Working with a Legislature that has never been less than 60% Republican, Bullock said they’ve been able to freeze tuition at Montana’s public colleges, boost mental-health and substance-abuse services and expand Medicaid under the Affordable Care Act, something that’s been notoriously difficult to do in many conservative states.

He talked about his push to expand Medicaid in 2015, when he’d go into tiny towns where every resident had just got a mailer funded by the conservative Koch brothers with his face and President Barack Obama’s face, “cheeks touching,” promising they were “coming to destroy your health care.”

But, he said, that by listening to people’s concerns, they got “beyond the political divide.” Medicaid expansion brought health insurance to about 100,000 people in Montana.

Bullock won reelection in 2016 by 4 percentage points, at the same time that Trump won the state by 20.

“If we want to win back some of those red and purple areas, maybe we should have somebody on the top of the ticket who has actually won in a red or purple area,” he said. “Because if we can’t win those places, we’re not going to win.”

Bullock is not going to qualify for September’s debates.

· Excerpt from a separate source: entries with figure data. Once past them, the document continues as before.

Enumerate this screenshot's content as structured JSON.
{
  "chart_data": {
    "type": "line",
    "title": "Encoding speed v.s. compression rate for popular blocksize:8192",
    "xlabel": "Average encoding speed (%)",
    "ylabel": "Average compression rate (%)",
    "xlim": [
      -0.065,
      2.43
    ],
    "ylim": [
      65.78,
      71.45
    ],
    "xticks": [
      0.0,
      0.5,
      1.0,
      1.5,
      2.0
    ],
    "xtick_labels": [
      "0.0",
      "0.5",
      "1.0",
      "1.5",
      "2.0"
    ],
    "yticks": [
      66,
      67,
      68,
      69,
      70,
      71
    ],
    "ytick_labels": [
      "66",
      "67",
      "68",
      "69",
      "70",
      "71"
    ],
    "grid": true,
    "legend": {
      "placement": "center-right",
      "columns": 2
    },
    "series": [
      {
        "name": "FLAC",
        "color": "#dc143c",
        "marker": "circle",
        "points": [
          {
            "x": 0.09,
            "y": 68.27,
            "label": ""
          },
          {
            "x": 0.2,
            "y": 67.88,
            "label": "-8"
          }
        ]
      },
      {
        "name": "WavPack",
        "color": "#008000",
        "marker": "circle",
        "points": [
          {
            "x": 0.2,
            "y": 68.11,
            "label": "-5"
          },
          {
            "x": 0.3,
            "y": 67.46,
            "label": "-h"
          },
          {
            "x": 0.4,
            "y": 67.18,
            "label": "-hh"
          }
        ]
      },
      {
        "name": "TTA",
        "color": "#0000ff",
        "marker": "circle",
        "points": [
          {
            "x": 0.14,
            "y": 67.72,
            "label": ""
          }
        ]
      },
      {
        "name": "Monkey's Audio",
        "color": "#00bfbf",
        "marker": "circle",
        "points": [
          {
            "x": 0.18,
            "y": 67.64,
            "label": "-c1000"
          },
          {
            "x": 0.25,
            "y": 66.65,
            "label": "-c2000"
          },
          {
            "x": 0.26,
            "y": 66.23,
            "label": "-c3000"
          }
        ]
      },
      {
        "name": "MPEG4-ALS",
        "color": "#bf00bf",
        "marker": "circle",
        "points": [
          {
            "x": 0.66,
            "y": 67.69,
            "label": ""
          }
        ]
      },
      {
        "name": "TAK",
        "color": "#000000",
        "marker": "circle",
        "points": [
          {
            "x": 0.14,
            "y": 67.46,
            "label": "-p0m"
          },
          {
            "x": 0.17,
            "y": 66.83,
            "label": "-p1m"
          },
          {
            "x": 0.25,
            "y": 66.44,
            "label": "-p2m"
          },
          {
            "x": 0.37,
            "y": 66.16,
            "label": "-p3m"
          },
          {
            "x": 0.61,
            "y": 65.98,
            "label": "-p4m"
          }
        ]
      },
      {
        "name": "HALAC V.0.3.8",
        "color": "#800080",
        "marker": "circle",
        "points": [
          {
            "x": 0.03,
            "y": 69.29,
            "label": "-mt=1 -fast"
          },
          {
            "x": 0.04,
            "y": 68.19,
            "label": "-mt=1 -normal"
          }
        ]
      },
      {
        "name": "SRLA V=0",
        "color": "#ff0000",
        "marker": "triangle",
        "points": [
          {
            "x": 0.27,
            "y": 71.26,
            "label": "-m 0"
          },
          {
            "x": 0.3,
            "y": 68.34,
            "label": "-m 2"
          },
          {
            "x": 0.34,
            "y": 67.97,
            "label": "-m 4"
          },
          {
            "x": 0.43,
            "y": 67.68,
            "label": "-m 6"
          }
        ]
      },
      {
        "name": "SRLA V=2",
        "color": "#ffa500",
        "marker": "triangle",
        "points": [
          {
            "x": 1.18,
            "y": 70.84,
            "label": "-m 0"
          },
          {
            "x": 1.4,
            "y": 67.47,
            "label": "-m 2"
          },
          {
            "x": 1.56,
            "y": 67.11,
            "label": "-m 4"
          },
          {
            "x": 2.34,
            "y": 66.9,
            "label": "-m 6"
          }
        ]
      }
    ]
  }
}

He’s met neither the donor nor the polling threshold set by the Democratic National Committee. He said he’s long been loathe to spend his time doing cable-news appearances, but he was realizing that he may have to change his tune.


“I’ve actually made progress in people’s lives,” he said.

“But people don’t know that,” an audience member shot back.

“I know,” he said. “That’s why you’re here, I’ve got to get that out.”

Bullock pushed for and passed strict campaign-finance restrictions in Montana that mandate disclosure for any group spending money to influence a campaign, within 90 days of an election.

“The Koch brothers did a big mailing across the state,” Bullock said, describing the run up to his last election. “On day 90, it stopped. For the last three months of the election it was back to about the candidates, not the dark money.”

From exorbitant prescription-drug prices, to the Republican tax cut passed in 2017, to the widespread denial of climate science, Bullock pointed to unfettered political spending as a root cause of America’s political woes.

He’s said he would sign an executive order requiring any company that does business with the federal government to disclose all money they spend “to influence our elections.”

Samantha Zager, a Republican National Committee spokeswoman, on Monday issued a statement calling Bullock a “no-name governor” who “continues to pander to the far-left.”


Bullock, in his remarks Monday, criticized the billionaire investor Tom Steyer, who recently joined the Democratic presidential race, for his efforts to “buy his way onto the debate stage.”

Steyer, since joining the contest, has spent millions of dollars on online ads, trying to solicit small donations in an effort to qualify for September’s debates.

Peggy Hutchison, a doctor from Bellevue, said she’s looking for a moderate who will support the Affordable Care Act, abortion rights and the environment.

“I think a moderate candidate is more likely to win,” she said. “I don’t think America is ready for a socialist.”

Vivian Strolis, whose family comes from Montana, said she’d “never heard a negative word” about Bullock.

“He can bring people together,” she said. “No pie in the sky stuff.”